Yanfeng Wang
Publications
SkillBrew: Multi-Objective Curation of Skill Banks for LLM Agents
Retrieval-augmented LLM agents increasingly rely on curated skill banks: collections of reusable textual principles that guide decision making on complex tasks. Existing approaches typically expand these banks in an append-only fashion, continuously adding new skills without removing redundant, outdated, or harmful ones, resulting in inefficient and poorly curated repositories. In this paper, we formulate the skill bank curation as a constrained multi-objective problem: a desirable bank must be useful for the agent, diverse in its content, and provide good coverage of the query distribution. To this end, we introduce SkillBrew, a multi-objective curation framework that formalizes skill bank curation as Pareto-aware optimization under a utility constraint, and solves it via a bi-level propose-then-verify loop. We evaluate our approach on two public benchmarks. Our findings suggest that treating skill banks as objects of principled curation, rather than ever-growing append-only logs, is an important step toward building self-improving LLM agents.
Agentic Active Omni-Modal Perception for Multi-Hop Audio-Visual Reasoning
Multi-hop audio-visual reasoning remains challenging for Omni-LLMs, as relevant evidence is often sparse, temporally dispersed, and distributed across both audio and visual streams. Existing benchmarks provide limited investigation of this setting, typically involving only a limited number of modalities, relevant temporal segments, or reasoning steps. In this work, we introduce MOV-Bench, a benchmark containing 519 carefully curated questions that require multi-hop reasoning over temporally dispersed audio-visual evidence. Evaluations on MOV-Bench reveal that current Omni-LLMs still struggle with multi-hop cross-modal reasoning. To address this challenge, we further propose AOP-Agent, an efficient agentic framework built on open-source Omni-LLMs for active omni-modal perception. By combining a hierarchical omni-modal memory with a collaborative observe-reflect-replan loop, AOP-Agent enables open-source Omni-LLMs to perform active perception without additional training or proprietary models. Experiments on MOV-Bench and OmniVideoBench demonstrate that AOP-Agent consistently improves reasoning performance, with particularly notable gains on long videos and reasoning-intensive questions.
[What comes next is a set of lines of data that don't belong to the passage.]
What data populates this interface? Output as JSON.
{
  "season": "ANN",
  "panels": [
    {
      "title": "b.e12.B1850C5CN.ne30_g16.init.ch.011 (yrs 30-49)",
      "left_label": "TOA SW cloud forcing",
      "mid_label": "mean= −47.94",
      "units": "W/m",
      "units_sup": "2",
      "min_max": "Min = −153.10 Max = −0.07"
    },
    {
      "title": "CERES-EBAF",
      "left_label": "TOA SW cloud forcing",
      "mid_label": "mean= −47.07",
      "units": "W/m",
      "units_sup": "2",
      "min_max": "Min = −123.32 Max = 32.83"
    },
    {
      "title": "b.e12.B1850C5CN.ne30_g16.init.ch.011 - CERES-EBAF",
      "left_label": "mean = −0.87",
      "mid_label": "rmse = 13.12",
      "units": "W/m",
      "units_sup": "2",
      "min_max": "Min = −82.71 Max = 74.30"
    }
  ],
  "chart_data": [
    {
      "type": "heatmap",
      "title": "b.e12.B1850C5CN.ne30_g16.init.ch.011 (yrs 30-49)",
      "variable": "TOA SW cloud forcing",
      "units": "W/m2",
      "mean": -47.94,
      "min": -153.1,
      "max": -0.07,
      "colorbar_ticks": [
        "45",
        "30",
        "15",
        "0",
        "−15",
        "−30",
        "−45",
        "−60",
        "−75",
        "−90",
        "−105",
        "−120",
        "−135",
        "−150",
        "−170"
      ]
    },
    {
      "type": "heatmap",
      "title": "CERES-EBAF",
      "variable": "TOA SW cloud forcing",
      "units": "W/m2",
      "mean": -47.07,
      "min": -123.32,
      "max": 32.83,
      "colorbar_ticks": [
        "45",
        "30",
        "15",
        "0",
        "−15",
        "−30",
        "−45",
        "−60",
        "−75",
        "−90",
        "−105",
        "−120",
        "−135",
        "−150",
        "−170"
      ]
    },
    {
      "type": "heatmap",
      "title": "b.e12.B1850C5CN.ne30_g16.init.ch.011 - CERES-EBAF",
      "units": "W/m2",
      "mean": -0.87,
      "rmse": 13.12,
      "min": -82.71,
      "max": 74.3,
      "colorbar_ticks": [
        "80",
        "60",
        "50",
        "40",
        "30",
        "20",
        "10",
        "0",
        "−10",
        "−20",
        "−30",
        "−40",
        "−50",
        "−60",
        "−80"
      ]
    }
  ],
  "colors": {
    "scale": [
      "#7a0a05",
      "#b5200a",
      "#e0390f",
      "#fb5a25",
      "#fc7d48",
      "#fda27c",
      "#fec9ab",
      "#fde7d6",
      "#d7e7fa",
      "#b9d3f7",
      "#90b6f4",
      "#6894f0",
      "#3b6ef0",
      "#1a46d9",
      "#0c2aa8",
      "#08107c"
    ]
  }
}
GenTac: Generative Modeling and Forecasting of Soccer Tactics
Modeling open-play soccer tactics is a formidable challenge due to the stochastic, multi-agent nature of the game. Existing computational approaches typically produce single, deterministic trajectory forecasts or focus on highly structured set-pieces, fundamentally failing to capture the inherent variance and branching possibilities of real-world match evolution. Here, we introduce GenTac, a diffusion-based generative framework that conceptualizes soccer tactics as a stochastic process over continuous multi-player trajectories and discrete semantic events. By learning the underlying distribution of player movements from historical tracking data, GenTac samples diverse, plausible, long-horizon future trajectories. The framework supports rich contextual conditioning, including opponent behavior, specific team or league playing styles, and strategic objectives, while grounding continuous spatial dynamics into a 15-class tactical event space. Extensive evaluations on our proposed benchmark, TacBench, demonstrate four key capabilities: (1) GenTac achieves high geometric accuracy while strictly preserving the collective structural consistency of the team; (2) it accurately simulates stylistic nuances, distinguishing between specific teams (e.g., Auckland FC) and leagues (e.g., A-League versus German leagues); (3) it enables controllable counterfactual simulations, demonstrably altering spatial control and expected threat metrics based on offensive or defensive guidance; and (4) it reliably anticipates future tactical outcomes directly from generated rollouts. Finally, we demonstrate that GenTac can be successfully trained to generalize to other dynamic team sports, including basketball, American football, and ice hockey.